The friends of commerce will observe that this is not, in itself, an ignoble resolution. I argued at some length in The Wealth of Nations that the market rate of interest, when permitted to find its natural level, performs the office of a silent and impartial magistrate, directing capital toward its most productive employments without the noise and partiality of any single will. The difficulty arises when a public institution is charged with setting that rate by decree, for then the magistrate is no longer silent, and his every hesitation becomes a species of instruction to the market quite as powerful as any positive act.

The proximate cause of Mr.
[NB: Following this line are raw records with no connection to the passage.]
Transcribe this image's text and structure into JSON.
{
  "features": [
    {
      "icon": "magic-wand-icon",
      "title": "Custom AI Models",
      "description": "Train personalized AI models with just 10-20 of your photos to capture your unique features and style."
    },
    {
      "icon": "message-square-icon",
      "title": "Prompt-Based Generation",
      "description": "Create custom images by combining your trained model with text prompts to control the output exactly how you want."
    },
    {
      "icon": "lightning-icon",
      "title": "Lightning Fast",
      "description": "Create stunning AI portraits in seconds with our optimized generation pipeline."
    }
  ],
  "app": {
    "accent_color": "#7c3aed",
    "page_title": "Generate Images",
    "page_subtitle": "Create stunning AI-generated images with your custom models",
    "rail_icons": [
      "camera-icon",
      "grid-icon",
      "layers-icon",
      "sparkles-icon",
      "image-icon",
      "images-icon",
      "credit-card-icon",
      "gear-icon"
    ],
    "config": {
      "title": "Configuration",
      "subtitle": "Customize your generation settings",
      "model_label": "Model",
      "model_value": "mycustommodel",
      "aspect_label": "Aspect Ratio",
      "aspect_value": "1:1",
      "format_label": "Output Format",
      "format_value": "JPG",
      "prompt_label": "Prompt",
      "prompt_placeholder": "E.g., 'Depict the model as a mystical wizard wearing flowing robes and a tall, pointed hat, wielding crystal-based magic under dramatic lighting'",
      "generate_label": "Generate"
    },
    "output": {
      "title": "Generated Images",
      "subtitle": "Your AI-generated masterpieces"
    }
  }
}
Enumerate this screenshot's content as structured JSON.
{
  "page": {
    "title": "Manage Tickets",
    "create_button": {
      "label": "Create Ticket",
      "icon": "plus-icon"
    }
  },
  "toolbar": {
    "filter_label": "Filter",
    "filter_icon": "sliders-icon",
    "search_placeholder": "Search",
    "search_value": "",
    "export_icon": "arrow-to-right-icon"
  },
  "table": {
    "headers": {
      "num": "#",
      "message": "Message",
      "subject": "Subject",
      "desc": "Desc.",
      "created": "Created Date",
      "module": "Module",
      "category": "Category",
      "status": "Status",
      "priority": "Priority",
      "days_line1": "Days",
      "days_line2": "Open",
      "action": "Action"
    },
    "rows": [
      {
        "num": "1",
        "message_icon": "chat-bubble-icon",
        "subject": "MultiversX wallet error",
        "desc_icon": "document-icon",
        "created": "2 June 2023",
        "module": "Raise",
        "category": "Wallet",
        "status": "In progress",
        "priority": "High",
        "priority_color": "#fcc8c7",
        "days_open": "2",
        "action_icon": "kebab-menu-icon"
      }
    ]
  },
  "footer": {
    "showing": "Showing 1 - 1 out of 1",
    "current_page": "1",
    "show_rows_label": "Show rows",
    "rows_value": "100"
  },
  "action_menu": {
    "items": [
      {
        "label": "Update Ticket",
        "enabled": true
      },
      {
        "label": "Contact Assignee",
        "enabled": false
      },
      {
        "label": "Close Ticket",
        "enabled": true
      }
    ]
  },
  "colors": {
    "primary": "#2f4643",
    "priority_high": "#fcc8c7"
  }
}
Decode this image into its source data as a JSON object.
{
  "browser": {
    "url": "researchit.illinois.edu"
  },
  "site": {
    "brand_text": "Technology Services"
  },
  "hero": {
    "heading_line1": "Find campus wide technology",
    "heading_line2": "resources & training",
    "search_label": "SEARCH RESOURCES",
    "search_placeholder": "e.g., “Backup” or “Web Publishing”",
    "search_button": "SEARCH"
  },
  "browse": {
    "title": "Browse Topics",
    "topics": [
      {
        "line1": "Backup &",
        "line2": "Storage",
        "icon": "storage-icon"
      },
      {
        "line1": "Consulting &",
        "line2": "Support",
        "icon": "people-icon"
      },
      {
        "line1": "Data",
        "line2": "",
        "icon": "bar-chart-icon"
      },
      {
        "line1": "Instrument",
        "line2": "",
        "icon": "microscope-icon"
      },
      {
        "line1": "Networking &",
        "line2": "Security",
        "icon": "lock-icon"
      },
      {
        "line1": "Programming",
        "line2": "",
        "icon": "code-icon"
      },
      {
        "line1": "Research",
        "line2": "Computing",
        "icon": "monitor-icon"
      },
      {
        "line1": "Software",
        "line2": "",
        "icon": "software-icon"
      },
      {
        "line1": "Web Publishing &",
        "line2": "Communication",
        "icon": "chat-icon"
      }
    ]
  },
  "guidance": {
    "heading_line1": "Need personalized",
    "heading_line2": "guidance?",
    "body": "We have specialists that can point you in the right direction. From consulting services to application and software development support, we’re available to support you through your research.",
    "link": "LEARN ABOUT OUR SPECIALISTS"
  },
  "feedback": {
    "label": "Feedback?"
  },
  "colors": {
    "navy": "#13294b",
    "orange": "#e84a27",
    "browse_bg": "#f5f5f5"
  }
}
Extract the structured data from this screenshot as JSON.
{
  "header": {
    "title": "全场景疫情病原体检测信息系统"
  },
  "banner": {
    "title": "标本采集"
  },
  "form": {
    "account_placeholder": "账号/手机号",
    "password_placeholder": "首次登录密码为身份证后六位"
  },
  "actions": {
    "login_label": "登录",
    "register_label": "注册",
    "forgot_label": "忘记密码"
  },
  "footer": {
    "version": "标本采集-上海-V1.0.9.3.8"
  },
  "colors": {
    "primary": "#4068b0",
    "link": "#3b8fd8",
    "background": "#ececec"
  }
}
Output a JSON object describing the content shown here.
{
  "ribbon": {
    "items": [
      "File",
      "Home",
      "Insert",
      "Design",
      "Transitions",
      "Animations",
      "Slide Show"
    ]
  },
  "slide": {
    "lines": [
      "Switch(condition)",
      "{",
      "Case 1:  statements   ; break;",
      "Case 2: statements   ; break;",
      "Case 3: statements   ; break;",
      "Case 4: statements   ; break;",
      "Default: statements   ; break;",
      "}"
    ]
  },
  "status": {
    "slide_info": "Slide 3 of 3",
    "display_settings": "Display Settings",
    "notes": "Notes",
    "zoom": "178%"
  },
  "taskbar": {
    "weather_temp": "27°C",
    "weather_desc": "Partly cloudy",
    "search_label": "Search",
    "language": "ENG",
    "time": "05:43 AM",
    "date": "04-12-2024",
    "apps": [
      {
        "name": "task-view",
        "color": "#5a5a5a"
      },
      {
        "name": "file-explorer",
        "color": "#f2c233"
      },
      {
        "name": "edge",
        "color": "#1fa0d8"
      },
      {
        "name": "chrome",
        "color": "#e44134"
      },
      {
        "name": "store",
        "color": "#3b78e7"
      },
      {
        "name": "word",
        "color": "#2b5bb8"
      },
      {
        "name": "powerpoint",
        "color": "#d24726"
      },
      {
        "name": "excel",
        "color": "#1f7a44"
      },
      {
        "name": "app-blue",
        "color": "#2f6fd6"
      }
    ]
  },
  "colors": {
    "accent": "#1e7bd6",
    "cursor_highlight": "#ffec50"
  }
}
Warsh's immobility is the renewed vigour of prices generally. The goods and provisions upon which the labouring poor depend have continued their ascent, and the sovereign's statisticians have confirmed as much with sufficient regularity to make reduction of the borrowing rate a matter the new Chairman declines even to schedule. Yet a further increase — which the logic of restraining prices would commend, and which his predecessors did not shrink from in their season — is, we are informed, not presently under contemplation either. The rate, then, sits in a kind of administrative amber: preserved, observed, and left untouched.

One is reminded of the merchant who, uncertain whether the tide serves or no, keeps his vessel in the harbour at the cost of the wharfage, reasoning that the sea at least cannot worsen his position. It is a defensible philosophy. It is not, however, a prosperous one.

The Federal Reserve holds upon its books assets accumulated during prior seasons of extraordinary liberality, and the citizens whose savings return less than the present rate of the general increase in prices constitute, in effect, an undeclared contribution to the republic's financial arrangements — a levy collected not by statute but by arithmetic. That this arrangement persists under a new administration, with the sanction of studied neutrality, is a fact I record here without embellishment, confident that the numbers, properly situated in a sentence, require none.

In The Theory of Moral Sentiments I observed that the man of system is apt to be very wise in his own conceit, imagining that he can arrange the pieces of a great society as a hand arranges pieces upon a chess-board. The pieces, however, have a motion of their own. Prices, like the passions, do not wait upon a committee's convenience. Mr. Warsh will discover, as his predecessors discovered, that the posture of watchful inaction is itself a decision — and that the market, for its part, will price it accordingly.